Não o suficiente para compartilhar
De volta a Yonaguni, o residente Satoshi Nagahama, 33 anos, ficou surpreso ao saber que o governo não tinha nenhum plano humanitário para os refugiados.
“Não creio que possamos lidar com nenhum deles. O governo terá que levá-los para outro lugar”, disse ele no porto da ilha mais próximo de Taiwan, onde estava retirando marlins azuis de barcos de pesca e colocando-os no gelo.
Até o centro comunitário que albergava temporariamente os refugiados vietnamitas que Sakihara encontrou estava fechado há uma década, com as suas paredes de betão em ruínas cobertas por grades verdes.

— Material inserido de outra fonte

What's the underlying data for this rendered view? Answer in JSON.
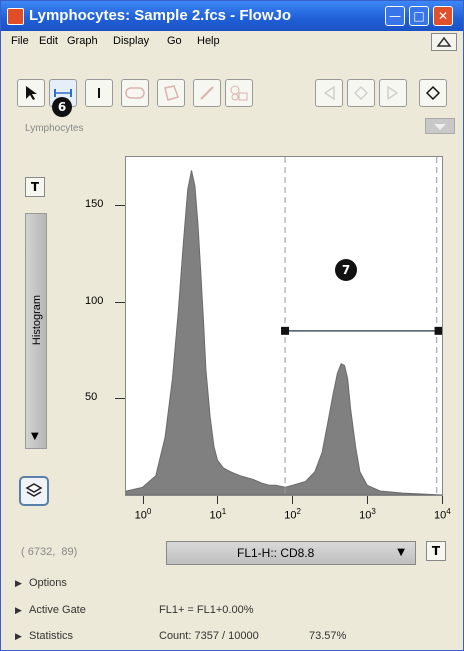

Sem a ajuda do governo, alguns residentes dizem que qualquer crise de refugiados caberia a dois agentes da polícia ou funcionários da câmara municipal da ilha, incluindo Koji Sugama, um antigo soldado de 65 anos.
Desde a sua nomeação em Abril para melhorar a gestão de desastres, uma das tarefas de Sugama tem sido adquirir suprimentos de emergência para os residentes, incluindo água engarrafada e refeições prontas embaladas em três pesados contentores de aço espalhados pela ilha.
“Isso será suficiente para um dia, talvez dois dias”, disse ele, parado dentro de um deles. “Não há o suficiente para compartilhar.”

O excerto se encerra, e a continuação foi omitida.